Die Drohnenaufnahme zeigt den westlichen Ausgang des ehemaligen westdeutschen Regierungsbunkers im Ahrtal. 1990 waren hier auch zwei DDR-Chiffriergeräte in Betrieb. © dpa/Thomas Frey

Von Jens Albes

Bad Neuenahr-Ahrweiler/Wandlitz. Legendäre Enigmas: Erst Anfang 2021 hat ein Taucher sechs dieser Chiffriermaschinen aus dem Zweiten Weltkrieg aus der Ostsee gefischt. Schon 2001 hatte der Kinofilm "Enigma - das Geheimnis" an diese Geheimtechnik erinnert. Auch in der DDR hatte die Enigma ("Rätsel") eine Nachfolgerin: die T-310 der Stasi, mit der noch 1990 verschlüsselte Nachrichten zwischen den zwei damaligen Regierungsbunkern in Ost und West ausgetauscht wurden.

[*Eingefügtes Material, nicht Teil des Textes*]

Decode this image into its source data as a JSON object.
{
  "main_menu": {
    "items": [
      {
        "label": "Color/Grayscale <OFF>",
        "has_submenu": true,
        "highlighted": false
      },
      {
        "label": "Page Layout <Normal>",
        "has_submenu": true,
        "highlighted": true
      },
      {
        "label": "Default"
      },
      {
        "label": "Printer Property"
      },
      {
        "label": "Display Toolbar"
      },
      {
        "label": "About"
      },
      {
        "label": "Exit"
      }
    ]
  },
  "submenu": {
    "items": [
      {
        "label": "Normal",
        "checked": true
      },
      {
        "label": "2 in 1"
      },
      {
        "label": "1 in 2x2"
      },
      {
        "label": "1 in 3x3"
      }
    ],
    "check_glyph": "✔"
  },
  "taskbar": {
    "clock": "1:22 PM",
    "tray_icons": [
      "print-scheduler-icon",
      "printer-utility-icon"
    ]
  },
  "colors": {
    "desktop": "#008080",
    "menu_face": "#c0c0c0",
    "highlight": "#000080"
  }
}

Ein neues Buch von zweien ihrer Entwickler wirft ein Schlaglicht auf diese kaum bekannte deutsch-deutsche Episode. Einer der beiden Autoren, der Mathematiker Winfried Stephan in St. Augustin bei Bonn, sagt: "In der Wendezeit sollten die Polizeinetze von BRD und DDR verbunden werden." Dafür seien 1990 auch zwei der DDR-Geräte T-310 beim einstigen westdeutschen Klassenfeind im damaligen Regierungsbunker im rheinland-pfälzischen Ahrtal aufgestellt worden. Da der ostdeutsche Teilstaat seinerzeit noch Mitglied des Warschauers Vertrags war, durften laut Stephan keine Nato-Chiffriergeräte als Gegengeräte auf dem Gebiet der Noch-DDR verwendet werden.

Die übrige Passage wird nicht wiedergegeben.